3+1D Massless Weyl spinors from bosonic scalar-tensor duality

TL;DR

This paper demonstrates how a 3+1D bosonic scalar-tensor duality can be used to explicitly construct massless Weyl spinors, revealing a fermionization process rooted in topological and boundary considerations.

Contribution

It provides a novel explicit construction of 3+1D Weyl spinors from bosonic fields using scalar-tensor duality and tomographic representation, linking topological theories to fermionic particles.

Findings

Constructed fermionic operators satisfying anticommutation relations

Demonstrated these operators obey the massless Dirac equation

Expressed charge density in terms of bosonic degrees of freedom

Abstract

We consider the fermionization of a bosonic free theory characterized by the 3+1D scalar - tensor duality.

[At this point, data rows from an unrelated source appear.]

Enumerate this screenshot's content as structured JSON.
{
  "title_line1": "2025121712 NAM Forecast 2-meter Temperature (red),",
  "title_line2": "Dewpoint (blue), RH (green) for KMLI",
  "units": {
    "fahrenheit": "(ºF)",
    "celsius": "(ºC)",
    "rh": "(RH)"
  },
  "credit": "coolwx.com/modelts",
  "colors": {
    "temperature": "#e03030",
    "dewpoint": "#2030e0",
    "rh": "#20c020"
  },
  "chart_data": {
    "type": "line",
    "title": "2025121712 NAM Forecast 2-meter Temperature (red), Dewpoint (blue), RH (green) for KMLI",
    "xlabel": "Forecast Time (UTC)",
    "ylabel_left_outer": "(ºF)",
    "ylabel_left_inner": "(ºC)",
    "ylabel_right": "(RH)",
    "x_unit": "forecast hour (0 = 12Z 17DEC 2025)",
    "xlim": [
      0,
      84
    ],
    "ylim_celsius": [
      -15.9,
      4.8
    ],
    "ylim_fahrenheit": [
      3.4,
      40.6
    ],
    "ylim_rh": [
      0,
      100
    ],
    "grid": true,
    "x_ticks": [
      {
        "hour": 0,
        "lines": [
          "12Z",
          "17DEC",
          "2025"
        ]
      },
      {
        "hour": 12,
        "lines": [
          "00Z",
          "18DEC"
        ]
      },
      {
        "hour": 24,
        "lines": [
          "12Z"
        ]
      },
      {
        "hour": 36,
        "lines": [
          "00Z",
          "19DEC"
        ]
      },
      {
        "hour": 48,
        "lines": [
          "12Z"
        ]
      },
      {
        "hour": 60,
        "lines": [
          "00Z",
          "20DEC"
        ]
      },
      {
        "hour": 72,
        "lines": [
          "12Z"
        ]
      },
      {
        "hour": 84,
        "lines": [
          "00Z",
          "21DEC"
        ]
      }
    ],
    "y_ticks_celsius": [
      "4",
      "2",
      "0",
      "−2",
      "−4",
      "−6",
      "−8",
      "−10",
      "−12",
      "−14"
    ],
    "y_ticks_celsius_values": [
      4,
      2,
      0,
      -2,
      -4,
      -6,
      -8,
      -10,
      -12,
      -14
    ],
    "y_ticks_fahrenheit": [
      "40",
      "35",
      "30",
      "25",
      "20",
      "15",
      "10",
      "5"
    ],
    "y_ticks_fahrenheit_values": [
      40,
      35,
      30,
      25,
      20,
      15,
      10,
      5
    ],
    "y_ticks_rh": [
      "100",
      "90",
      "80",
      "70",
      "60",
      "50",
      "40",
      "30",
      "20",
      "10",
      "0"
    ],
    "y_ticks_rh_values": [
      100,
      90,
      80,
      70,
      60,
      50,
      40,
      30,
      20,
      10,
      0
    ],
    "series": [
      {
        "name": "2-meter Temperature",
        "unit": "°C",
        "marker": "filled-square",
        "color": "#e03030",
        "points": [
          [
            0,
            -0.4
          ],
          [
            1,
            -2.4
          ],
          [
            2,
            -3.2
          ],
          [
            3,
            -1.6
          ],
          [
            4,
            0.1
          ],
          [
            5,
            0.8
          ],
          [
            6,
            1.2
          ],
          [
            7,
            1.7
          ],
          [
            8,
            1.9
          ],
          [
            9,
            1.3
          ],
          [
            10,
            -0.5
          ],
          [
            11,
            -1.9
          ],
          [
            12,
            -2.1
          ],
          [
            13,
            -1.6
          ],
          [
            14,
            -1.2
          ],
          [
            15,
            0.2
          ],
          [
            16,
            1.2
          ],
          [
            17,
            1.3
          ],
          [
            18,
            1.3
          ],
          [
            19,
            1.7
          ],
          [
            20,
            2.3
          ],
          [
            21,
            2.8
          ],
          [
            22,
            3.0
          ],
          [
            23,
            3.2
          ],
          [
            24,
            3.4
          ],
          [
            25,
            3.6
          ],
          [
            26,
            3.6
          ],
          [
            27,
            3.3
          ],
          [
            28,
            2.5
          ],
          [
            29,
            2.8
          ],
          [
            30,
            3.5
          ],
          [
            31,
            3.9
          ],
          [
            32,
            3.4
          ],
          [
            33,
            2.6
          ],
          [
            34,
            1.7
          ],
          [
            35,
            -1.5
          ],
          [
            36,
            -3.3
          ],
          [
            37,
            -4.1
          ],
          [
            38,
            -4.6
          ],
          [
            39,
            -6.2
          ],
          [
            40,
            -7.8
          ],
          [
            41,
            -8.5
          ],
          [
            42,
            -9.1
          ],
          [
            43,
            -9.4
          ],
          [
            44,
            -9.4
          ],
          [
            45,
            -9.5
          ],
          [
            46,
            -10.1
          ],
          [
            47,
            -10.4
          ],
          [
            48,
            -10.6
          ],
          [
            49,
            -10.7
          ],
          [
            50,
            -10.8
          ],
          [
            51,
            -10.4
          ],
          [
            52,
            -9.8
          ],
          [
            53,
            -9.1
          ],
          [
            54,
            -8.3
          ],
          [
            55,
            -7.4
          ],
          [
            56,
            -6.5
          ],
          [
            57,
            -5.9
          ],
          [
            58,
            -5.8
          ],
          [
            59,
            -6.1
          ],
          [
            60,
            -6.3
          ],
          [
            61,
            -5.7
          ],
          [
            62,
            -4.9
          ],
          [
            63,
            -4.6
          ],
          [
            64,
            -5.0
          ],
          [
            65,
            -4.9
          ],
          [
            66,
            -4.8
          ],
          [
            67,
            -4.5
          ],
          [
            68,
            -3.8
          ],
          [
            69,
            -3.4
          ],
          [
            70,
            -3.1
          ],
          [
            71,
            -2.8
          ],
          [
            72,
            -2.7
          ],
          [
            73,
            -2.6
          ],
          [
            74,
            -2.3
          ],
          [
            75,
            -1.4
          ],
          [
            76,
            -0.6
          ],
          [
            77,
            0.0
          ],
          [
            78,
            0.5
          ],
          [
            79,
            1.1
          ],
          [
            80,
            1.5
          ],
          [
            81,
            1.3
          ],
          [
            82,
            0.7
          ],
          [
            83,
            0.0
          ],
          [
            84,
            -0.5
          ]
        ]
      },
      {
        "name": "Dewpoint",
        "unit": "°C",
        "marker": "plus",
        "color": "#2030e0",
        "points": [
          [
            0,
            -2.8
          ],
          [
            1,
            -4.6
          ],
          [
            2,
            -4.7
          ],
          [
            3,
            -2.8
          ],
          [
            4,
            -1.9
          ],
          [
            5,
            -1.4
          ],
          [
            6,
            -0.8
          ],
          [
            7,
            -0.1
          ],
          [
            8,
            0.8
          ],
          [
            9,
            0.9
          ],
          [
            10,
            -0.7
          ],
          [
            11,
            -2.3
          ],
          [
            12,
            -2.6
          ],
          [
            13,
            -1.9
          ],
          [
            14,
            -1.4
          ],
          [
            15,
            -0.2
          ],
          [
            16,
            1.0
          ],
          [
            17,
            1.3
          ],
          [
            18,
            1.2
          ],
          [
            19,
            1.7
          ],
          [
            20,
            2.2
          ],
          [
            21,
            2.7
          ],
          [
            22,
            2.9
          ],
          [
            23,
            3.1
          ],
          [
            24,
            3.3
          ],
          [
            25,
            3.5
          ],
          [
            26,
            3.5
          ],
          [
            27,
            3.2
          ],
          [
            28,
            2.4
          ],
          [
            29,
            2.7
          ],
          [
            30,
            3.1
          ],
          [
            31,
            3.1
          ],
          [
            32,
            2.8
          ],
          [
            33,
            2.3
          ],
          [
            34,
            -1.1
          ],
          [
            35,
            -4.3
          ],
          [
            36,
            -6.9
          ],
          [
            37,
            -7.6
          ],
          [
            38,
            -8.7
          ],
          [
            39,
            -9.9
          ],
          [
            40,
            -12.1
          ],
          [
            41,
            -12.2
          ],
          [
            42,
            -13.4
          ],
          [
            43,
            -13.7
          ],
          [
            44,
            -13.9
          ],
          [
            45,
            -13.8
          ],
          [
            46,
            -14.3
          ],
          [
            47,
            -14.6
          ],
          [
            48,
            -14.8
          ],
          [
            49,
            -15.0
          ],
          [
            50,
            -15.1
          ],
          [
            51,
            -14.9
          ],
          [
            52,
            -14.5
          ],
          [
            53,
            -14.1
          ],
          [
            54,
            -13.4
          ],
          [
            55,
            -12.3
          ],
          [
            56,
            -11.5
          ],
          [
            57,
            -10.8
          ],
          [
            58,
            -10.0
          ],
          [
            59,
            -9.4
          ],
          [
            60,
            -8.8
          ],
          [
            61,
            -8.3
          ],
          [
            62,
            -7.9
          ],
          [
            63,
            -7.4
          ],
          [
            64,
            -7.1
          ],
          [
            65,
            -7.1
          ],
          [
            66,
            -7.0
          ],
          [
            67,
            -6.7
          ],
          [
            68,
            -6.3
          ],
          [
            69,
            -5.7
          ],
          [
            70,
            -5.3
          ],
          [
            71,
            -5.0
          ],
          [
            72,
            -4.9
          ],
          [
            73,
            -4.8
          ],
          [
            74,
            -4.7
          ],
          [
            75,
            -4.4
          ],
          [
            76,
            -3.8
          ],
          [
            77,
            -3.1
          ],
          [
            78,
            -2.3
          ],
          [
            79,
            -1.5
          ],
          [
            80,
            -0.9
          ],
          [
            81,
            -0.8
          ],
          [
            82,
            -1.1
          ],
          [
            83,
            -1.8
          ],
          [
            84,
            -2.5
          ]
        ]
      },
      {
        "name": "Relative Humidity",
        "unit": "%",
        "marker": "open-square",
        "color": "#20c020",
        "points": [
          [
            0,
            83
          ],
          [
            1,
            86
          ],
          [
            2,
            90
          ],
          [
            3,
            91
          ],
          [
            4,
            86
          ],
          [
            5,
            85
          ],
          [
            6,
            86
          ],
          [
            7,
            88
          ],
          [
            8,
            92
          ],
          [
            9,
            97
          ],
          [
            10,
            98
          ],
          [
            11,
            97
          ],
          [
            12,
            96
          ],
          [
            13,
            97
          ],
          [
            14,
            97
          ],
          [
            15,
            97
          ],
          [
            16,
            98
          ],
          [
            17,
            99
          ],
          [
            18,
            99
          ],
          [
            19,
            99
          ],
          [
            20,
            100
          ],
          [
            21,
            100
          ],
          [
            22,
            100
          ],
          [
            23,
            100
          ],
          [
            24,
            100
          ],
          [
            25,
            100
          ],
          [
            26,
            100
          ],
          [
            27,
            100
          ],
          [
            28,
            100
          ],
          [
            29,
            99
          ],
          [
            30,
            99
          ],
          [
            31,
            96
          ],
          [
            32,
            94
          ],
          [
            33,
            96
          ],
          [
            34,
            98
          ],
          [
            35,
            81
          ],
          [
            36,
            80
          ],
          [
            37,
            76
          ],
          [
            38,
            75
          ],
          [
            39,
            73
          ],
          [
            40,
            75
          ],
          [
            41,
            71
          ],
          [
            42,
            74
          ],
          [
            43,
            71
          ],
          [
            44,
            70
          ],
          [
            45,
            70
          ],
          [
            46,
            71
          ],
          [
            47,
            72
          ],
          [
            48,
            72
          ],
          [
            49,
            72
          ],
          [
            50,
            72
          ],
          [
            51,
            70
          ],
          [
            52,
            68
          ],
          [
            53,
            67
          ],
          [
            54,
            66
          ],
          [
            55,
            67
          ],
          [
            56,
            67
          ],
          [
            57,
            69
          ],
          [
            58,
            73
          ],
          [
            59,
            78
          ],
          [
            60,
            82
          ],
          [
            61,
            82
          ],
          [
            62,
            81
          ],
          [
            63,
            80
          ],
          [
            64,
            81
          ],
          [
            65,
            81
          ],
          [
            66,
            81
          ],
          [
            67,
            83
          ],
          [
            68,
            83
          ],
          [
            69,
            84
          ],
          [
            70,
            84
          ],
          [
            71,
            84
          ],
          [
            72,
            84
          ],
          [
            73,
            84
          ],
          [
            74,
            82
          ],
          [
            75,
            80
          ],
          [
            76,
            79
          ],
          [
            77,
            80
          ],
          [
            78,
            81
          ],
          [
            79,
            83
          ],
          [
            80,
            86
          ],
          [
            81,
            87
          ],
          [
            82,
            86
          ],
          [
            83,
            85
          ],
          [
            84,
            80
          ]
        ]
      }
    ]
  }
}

This duality can be interpreted as the dimensional reduction, via a planar boundary, of the 4+1D topological BF theory. In this model, adopting the Sommerfield tomographic representation of quantized bosonic fields, we explicitly build a fermionic operator and its associated Klein factor such that it satisfies the correct anticommutation relations. Interestingly, we demonstrate that this operator satisfies the massless Dirac equation and that it can be identified with a 3+1D Weyl spinor. Finally, as an explicit example, we write the integrated charge density in terms of the tomographic transformed bosonic degrees of freedom.